Blood: Collect 3-5 cc from adult or 2 cc minimum from child into EDTA purple-top tube (first choice) or ACD yellow-top tube (second choice). Store at room temperature or refrigerate. Ship at room temperature.
Saliva: Collect 2 ml into Oragene™ DNA Self-Collection container. Store and ship at room temperature.
DNA: Send 20 μg in TE at 50-100 ng/μl. Store frozen and ship on ice or dry ice.
Prenatal: Prenatal testing is available. Please call an Ambry Genetic Counselor to discuss your case.

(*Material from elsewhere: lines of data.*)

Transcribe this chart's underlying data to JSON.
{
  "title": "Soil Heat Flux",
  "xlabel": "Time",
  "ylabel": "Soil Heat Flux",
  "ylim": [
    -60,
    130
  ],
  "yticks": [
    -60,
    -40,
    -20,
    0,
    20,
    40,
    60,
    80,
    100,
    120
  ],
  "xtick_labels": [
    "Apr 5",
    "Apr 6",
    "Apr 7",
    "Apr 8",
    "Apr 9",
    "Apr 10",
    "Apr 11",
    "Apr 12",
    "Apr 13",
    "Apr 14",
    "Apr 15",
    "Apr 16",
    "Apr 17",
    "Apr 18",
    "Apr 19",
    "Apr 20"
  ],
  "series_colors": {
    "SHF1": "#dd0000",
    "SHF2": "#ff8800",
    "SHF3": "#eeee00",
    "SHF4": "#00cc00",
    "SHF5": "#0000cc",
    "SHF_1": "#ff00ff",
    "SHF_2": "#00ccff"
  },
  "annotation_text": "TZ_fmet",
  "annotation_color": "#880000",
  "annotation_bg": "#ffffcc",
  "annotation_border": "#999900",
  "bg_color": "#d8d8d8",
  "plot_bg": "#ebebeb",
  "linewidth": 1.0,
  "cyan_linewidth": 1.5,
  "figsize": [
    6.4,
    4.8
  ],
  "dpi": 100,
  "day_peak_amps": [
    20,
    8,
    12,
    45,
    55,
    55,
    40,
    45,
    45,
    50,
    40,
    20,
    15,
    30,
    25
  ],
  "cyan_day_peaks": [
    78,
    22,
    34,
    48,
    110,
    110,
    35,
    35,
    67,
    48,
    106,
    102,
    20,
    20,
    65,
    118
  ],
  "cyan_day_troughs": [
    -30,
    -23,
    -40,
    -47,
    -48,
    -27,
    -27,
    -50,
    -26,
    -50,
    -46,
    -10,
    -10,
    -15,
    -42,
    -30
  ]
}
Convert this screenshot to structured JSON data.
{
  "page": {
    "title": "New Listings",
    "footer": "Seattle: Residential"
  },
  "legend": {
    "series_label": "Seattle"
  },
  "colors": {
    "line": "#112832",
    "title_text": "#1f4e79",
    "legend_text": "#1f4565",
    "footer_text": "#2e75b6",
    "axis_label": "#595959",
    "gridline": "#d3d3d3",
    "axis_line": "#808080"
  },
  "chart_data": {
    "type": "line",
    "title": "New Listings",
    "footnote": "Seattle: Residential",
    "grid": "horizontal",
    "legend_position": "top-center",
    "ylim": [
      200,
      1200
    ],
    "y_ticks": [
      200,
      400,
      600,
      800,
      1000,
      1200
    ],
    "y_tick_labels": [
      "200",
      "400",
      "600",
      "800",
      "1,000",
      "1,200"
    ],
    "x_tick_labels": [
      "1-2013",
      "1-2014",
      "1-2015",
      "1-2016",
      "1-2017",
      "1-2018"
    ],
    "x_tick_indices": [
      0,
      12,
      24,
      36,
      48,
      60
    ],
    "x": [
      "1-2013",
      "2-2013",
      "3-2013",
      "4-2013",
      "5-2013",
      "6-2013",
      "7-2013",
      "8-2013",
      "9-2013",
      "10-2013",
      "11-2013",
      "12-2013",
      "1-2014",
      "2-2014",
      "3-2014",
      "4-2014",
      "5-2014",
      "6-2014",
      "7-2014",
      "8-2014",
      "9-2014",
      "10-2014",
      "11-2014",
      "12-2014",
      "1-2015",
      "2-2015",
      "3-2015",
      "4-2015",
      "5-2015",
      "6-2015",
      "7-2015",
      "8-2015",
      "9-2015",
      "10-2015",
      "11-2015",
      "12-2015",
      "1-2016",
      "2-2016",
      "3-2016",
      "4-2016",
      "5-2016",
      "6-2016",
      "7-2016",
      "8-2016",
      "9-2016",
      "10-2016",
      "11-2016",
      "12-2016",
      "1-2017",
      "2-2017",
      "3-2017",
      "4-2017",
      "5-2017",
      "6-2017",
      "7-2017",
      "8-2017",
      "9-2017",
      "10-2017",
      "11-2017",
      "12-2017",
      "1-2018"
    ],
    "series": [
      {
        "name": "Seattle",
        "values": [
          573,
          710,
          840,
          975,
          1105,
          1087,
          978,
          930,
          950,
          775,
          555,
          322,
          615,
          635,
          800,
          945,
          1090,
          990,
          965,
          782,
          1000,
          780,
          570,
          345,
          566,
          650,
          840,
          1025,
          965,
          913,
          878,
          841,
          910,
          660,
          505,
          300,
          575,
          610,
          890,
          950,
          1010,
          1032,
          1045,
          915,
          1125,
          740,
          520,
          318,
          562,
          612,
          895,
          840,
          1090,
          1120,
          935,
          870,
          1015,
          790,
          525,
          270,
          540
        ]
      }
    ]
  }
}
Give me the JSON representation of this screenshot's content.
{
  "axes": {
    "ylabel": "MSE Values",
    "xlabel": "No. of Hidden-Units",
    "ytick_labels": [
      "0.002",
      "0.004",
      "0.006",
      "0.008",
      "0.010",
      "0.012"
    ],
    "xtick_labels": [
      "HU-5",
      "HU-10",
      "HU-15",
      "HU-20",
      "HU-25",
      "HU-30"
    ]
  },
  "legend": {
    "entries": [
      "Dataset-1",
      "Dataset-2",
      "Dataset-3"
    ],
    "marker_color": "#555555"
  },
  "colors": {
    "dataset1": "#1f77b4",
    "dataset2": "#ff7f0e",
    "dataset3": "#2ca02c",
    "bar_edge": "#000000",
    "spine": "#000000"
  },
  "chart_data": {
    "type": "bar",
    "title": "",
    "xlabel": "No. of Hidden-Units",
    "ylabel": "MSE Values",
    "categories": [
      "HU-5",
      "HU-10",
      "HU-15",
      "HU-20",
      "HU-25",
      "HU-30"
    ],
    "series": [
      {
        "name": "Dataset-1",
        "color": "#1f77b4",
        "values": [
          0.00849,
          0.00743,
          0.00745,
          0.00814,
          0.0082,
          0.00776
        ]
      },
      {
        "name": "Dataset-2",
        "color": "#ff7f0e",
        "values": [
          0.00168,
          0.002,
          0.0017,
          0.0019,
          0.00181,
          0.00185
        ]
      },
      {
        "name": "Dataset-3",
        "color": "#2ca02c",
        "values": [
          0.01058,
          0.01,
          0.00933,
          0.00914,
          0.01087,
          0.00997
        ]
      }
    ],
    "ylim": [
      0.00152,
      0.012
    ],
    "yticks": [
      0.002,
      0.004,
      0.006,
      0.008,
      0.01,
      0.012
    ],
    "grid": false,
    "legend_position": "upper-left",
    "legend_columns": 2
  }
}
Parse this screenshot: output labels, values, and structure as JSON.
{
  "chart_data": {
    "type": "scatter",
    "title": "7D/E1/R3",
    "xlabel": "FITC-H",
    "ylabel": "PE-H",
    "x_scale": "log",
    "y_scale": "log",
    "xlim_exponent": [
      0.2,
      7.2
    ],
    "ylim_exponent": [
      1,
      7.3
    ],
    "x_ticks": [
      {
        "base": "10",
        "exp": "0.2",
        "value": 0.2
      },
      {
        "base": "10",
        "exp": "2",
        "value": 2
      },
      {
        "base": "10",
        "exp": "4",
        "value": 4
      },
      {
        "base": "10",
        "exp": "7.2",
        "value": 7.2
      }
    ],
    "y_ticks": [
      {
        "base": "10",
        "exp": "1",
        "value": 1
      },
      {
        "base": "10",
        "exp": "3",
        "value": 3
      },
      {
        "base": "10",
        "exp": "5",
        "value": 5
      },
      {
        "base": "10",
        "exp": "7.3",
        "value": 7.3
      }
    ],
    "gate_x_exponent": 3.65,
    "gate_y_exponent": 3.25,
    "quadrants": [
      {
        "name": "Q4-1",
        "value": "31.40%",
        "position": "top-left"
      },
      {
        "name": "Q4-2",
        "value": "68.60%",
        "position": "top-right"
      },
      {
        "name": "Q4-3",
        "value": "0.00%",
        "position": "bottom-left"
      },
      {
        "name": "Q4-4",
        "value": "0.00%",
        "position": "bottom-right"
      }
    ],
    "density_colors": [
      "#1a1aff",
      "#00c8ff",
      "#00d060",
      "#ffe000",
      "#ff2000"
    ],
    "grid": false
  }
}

| Test Code | Technique | CPT Codes |
|---|---|---|
| 2400 | UBE3A Gene Sequence Analysis | 83891x1, 83894x11, 83898x10, 83904x23, 83909x23, 83912x1 |
| 2420 | Angelman Syndrome, X-Linked SLC9A6 | 83891x1, 83894x16, 83898x15, 83904x28, 83909x28, 83912x1 |
| 2440 | SNRPN Methylation | 83891x1, 83892x1, 83894x2, 83898x1, 83904x3, 83909x3, 83912x1 |
| 8520 | Angelman Syndrome SNRPN and UBE3A | 83891x1, 83892x1, 83894x12, 83898x11, 83904x26, 83909x26, 83912x2 |
| Technique | Days |
|---|---|
| UBE3A Gene Sequence Analysis | 14-21 |
| Angelman Syndrome, X-Linked SLC9A6 | 14-21 |
| SNRPN Methylation | 7-14 |
| Angelman Syndrome SNRPN and UBE3A |
1 Glenn C et al. Mol. Hum Repro. 1997; 3(4): 321-32.
2 Holm VA et al. Pediatrics 1993; 91(2): 398-402.
3 Scheimann A. (2006). Prader-Willi Syndrome. eMedicine, http://www.emedicine.com/ped/topic1880.htm. Accessed August 17, 2009.
4 Torrado M et al. Am J Med Genet A. 2007 Mar 1;143(5):460-8.
5 Holland AJ et al. Psychol Med. 2003; 33; 141-53.
6 Descheemaeker M.J et al. Am J Med Genet Part A.2006;140A: 1136-1142.